I believe that if Stallman and FSF had been willing to make a compromise, it's entirely possible that publishing source code would be mandatory in copyright law. Just make the obvious argument that hiding the source makes it onerous to advance the art form, imagine if writers had to learn to write without being allowed to read books. I wonder if the GPL existing prevented anyone from pursuing this solution.
 
I believe that if Stallman and FSF had been willing to make a compromise, it's entirely possible that publishing source code would be mandatory in copyright law. Just make the obvious argument that hiding the source makes it onerous to advance the art form, imagine if writers had to learn to write without being allowed to read books. I wonder if the GPL existing prevented anyone from pursuing this solution.
That feels conceptually closer to patent law than copyright, but it is an interesting argument.
 
That feels conceptually closer to patent law than copyright, but it is an interesting argument.
copyright law already requires you file a complete copy with the work with the copyright office. they don't strictly require that you submit the source code, just the object code, but you really should. "You can submit a deposit using the object code of the computer program; however, your claim will be subject to the Copyright Office’s Rule of Doubt." which means that the copyright office isn't agreeing anything is copyrightable by accepting the registration.
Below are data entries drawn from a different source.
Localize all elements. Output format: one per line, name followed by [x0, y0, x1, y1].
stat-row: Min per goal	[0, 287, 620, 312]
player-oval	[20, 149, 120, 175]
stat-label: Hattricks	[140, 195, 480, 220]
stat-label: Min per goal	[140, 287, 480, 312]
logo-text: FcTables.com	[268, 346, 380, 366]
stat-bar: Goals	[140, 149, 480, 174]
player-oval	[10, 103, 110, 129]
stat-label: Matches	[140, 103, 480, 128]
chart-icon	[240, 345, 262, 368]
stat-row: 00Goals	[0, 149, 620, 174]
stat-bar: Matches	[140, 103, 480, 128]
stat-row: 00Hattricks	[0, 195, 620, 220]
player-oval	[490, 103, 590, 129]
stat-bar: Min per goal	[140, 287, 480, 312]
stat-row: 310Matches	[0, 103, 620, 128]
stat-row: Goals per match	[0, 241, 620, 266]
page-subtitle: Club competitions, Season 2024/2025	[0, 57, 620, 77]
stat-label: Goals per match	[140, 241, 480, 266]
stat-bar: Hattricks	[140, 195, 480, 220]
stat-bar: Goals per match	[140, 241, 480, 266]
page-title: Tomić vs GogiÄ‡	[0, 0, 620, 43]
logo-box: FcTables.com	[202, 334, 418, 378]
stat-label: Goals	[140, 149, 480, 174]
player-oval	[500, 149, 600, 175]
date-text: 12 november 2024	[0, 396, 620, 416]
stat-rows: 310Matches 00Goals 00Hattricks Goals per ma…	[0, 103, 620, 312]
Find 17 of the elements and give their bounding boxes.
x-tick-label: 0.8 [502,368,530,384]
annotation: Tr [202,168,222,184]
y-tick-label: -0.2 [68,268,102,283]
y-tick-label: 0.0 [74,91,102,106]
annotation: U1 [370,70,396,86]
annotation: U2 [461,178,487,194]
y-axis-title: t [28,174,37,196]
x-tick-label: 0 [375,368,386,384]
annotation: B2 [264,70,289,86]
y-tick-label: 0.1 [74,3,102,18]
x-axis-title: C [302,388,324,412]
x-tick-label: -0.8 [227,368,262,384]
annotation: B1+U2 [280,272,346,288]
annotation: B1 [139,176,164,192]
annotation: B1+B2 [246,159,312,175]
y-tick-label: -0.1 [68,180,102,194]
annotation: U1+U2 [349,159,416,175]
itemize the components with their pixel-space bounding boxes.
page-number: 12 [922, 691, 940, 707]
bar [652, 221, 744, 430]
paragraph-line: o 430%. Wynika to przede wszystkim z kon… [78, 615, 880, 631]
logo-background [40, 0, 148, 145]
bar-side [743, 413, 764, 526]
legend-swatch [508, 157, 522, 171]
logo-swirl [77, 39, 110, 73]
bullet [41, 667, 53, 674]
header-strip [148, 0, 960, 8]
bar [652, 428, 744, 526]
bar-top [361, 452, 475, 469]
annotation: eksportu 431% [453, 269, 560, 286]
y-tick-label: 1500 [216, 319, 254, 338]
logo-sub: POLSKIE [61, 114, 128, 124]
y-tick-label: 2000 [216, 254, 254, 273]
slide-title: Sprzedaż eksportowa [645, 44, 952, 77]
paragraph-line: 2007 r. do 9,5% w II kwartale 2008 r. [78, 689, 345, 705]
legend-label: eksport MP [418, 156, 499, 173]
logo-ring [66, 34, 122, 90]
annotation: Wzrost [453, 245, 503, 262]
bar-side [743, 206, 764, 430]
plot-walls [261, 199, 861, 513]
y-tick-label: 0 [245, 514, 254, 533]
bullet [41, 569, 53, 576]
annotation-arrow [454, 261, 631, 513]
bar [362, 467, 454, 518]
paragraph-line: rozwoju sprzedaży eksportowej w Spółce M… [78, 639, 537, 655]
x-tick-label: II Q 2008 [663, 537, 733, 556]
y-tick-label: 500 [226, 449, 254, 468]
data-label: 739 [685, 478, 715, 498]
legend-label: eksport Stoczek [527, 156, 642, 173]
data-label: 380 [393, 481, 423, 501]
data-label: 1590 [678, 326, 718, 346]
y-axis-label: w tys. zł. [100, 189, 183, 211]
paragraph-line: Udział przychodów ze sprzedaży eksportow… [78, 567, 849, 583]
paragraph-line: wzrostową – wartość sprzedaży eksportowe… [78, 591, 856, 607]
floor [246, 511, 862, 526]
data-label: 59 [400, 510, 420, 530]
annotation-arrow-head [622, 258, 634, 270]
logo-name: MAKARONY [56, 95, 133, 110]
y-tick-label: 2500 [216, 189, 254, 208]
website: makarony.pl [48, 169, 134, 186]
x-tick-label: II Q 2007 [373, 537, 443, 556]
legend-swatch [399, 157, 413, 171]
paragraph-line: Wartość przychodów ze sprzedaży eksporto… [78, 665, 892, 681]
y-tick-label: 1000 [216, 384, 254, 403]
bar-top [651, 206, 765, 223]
Interesting discussion of the rule of doubt here.
 
The main advantage of guix is that it uses non retarded programing language as backend unlike Nix with the horrfying abomination that is nix lang. Also you do not need to use docker to run foreign binaries as you can create standard filesystem layout containers using guix shell -F -C
I never understood why people used docker so much until I read about guix and nix itt. As much as docker is bloat I’m allergic to, this solution sounds worse.